Co-Me: Confidence-Guided Token Merging for Visual Geometric Transformers
Pith reviewed 2026-05-17 20:32 UTC · model grok-4.3
The pith
A distilled confidence predictor ranks and merges low-uncertainty tokens to accelerate visual geometric transformers up to 21 times without retraining.
A machine-rendered reading of the paper's core claim, the machinery that carries it, and where it could break.
Core claim
Co-Me distills a light-weight confidence predictor to rank tokens by uncertainty and selectively merge low-confidence ones, effectively reducing computation while maintaining spatial coverage. Compared to similarity-based merging or pruning, the confidence signal reliably indicates regions emphasized by the transformer, enabling substantial acceleration without degrading performance. Co-Me applies seamlessly to various multi-view and streaming visual geometric transformers.
What carries the argument
The distilled lightweight confidence predictor that ranks tokens by uncertainty to guide selective merging of low-confidence tokens, thereby shortening the sequence length processed by the transformer.
If this is right
- Up to 21.5x speedup on VGGT and 20.4x speedup on Pi3 with no retraining of the base model.
- The method works across multi-view and streaming visual geometric transformer setups without architecture changes.
- Computation drops while spatial coverage is preserved, outperforming similarity-based merging or pruning.
- Speedups increase with longer input sequences typical of 3D perception and reconstruction tasks.
Where Pith is reading between the lines
- The same confidence-ranking idea could be tested on other vision transformers to reduce latency on edge hardware for real-time 3D tasks.
- If the predictor generalizes across models, it might offer a plug-in efficiency layer for any attention-based geometric network.
- Streaming applications could further benefit by updating the confidence scores incrementally rather than recomputing them each frame.
Load-bearing premise
The lightweight confidence predictor can rank tokens by uncertainty in a way that matches the spatial regions the transformer emphasizes during inference.
What would settle it
Applying the merging to VGGT or Pi3 and measuring a clear drop in accuracy on standard 3D reconstruction or pose estimation benchmarks while still claiming the reported speedups would falsify the performance claim.
Figures
read the original abstract
We propose Confidence-Guided Token Merging (Co-Me), an acceleration mechanism for visual geometric transformers without retraining or finetuning the base model. Co-Me distilled a light-weight confidence predictor to rank tokens by uncertainty and selectively merge low-confidence ones, effectively reducing computation while maintaining spatial coverage. Compared to similarity-based merging or pruning, the confidence signal in Co-Me reliably indicates regions emphasized by the transformer, enabling substantial acceleration without degrading performance. Co-Me applies seamlessly to various multi-view and streaming visual geometric transformers, achieving speedups that scale with sequence length. When applied to VGGT and Pi3, Co-Me achieves up to 21.5x and 20.4x speedup, making visual geometric transformers practical for real-time 3D perception and reconstruction.
Editorial analysis
A structured set of objections, weighed in public.
Referee Report
Summary. This paper introduces Co-Me, a method for accelerating visual geometric transformers by distilling a lightweight confidence predictor that ranks and merges low-confidence tokens. It claims to achieve up to 21.5x speedup on VGGT and 20.4x on Pi3 without retraining or performance loss, by better preserving spatial coverage and geometric fidelity in multi-view and streaming settings compared to similarity-based approaches.
Significance. If the results hold, this work could make visual geometric transformers practical for real-time 3D tasks by offering a scalable, model-agnostic acceleration technique grounded in uncertainty rather than token similarity.
major comments (2)
- Abstract: The central claims of substantial speedups (up to 21.5x for VGGT and 20.4x for Pi3) without performance degradation are asserted without any experimental details, baselines, error bars, or ablation results. This absence makes it impossible to evaluate whether the confidence signal reliably preserves geometric fidelity.

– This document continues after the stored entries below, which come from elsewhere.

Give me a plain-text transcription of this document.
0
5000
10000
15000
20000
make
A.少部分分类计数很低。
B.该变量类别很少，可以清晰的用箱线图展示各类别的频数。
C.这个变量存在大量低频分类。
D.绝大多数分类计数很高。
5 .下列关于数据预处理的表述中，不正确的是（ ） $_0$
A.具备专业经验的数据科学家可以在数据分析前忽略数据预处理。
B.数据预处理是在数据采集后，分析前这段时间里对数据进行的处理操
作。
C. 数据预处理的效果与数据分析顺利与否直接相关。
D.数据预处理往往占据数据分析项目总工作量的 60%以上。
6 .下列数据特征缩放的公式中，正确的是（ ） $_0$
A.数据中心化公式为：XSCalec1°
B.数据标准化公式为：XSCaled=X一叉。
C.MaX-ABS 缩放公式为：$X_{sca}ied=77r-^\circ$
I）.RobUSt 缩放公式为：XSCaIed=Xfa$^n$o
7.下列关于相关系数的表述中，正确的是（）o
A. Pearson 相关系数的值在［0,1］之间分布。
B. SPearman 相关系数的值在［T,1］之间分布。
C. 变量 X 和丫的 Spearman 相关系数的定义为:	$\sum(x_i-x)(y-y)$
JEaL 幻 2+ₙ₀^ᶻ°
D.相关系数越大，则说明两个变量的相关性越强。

- Method: The distilled lightweight confidence predictor is described as trained on uncertainty signals, but no details are given on the training procedure, data sources, or how it is validated to match regions emphasized by the base transformer. This is load-bearing for the claim that Co-Me avoids degradation across models and setups.
minor comments (1)
- The distinction between confidence-guided merging and similarity-based merging would benefit from a concrete example or diagram to clarify the claimed advantage in spatial coverage.
Simulated Author's Rebuttal
We thank the referee for the constructive and detailed review. The comments highlight important aspects of clarity and completeness that we will address to strengthen the manuscript. We respond to each major comment below.
read point-by-point responses
-
Referee: Abstract: The central claims of substantial speedups (up to 21.5x for VGGT and 20.4x for Pi3) without performance degradation are asserted without any experimental details, baselines, error bars, or ablation results. This absence makes it impossible to evaluate whether the confidence signal reliably preserves geometric fidelity.
Authors: We agree that the abstract, constrained by length, presents the claims at a high level without supporting experimental specifics. The full manuscript contains these details in the Experiments section, including direct comparisons to similarity-based baselines, error bars from repeated runs, and ablations on geometric fidelity metrics across multi-view and streaming settings. To improve accessibility, we will revise the abstract to concisely reference the evaluation protocol, key baselines, and quantitative preservation of performance. revision: partial
-
Referee: Method: The distilled lightweight confidence predictor is described as trained on uncertainty signals, but no details are given on the training procedure, data sources, or how it is validated to match regions emphasized by the base transformer. This is load-bearing for the claim that Co-Me avoids degradation across models and setups.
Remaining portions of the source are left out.